Interligado à RDP/RTP
Ao longo de décadas Atalaya viveu uma colaboração estreita com a Emissora Nacional, futura RDP, onde ingressou como assistente musical em 1951, onde colaborou com o compositor Pedro do Prado (1908-1990) e o João da
Câmara (1905-1978), e iniciou um percurso de divulgação que se estendeu à
RTP e a diferentes palcos nacionais, através de programas como
"Quinzenário Musical" e "Semanário Musical", que manteve durante mais de
15 anos e que, em 1971, em entrevista, considerou um dos seus trabalhos
"mais apaixonantes".
A colaboração com a televisão começou em 1956, quando a RTP ainda
funcionava na antiga Feira Popular, com a violinista Leonor Prado
(1917-2017) e a pianista Nella Maissa (1914-2014). Atalaya manteve a
colaboração com a televisão pública até 1974, à qual voltou anos mais
tarde, sempre em programas de divulgação.
Em julho 1975,
regressou à já designada Radio Difusão Portuguesa (RDP), tendo sido
coordenador artístico de três orquestras da instituição.
Em 1977,
com Maria João Pires, dirigiu as iniciativas que assinalaram em Portugal
os 150 anos da morte de Ludwig van Beethoven, e tornou-se membro do
Conselho Nacional da Música.
Entre outros cargos, foi diretor
titular da Orquestra Sinfónica do Porto, e conselheiro artístico de
"Lisboa, Cidade de Música", uma iniciativa do antigo edil da capital
Nuno Krus Abcassis.
Em 1982 criou a iniciativa "Música em
Diálogo", na capital, que em 1986 passou para o município vizinho de
Oeiras, onde se manteve até 2009.
Ainda em 1982, fundou a Orquestra Clássica do Porto, a convite do então secretário de Estado da Cultura, Pedro Santana Lopes.
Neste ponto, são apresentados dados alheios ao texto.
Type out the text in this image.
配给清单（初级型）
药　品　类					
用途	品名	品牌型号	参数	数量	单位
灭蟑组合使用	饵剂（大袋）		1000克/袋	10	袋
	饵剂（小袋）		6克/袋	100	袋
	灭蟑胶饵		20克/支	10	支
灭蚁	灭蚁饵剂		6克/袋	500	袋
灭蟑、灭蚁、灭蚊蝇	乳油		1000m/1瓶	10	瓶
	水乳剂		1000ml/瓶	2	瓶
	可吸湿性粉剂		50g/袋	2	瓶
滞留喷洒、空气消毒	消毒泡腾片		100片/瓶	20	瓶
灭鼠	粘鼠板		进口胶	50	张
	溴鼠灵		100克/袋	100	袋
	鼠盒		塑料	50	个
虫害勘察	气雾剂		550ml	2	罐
Em 1983, publicou o seu primeiro livro, "A Cassete Azul".
Sob
o patrocínio da Secretaria de Estado da Cultura iniciou, em 1994, a
antologia discográfica "Cinco Séculos de Música Portuguesa", tendo
publicado cerca de 30 títulos.
Em 1998, com o apoio da Câmara
Municipal de Fafe, fundou uma Academia de Música naquela cidade do
distrito de Braga, à qual foi dado o seu nome.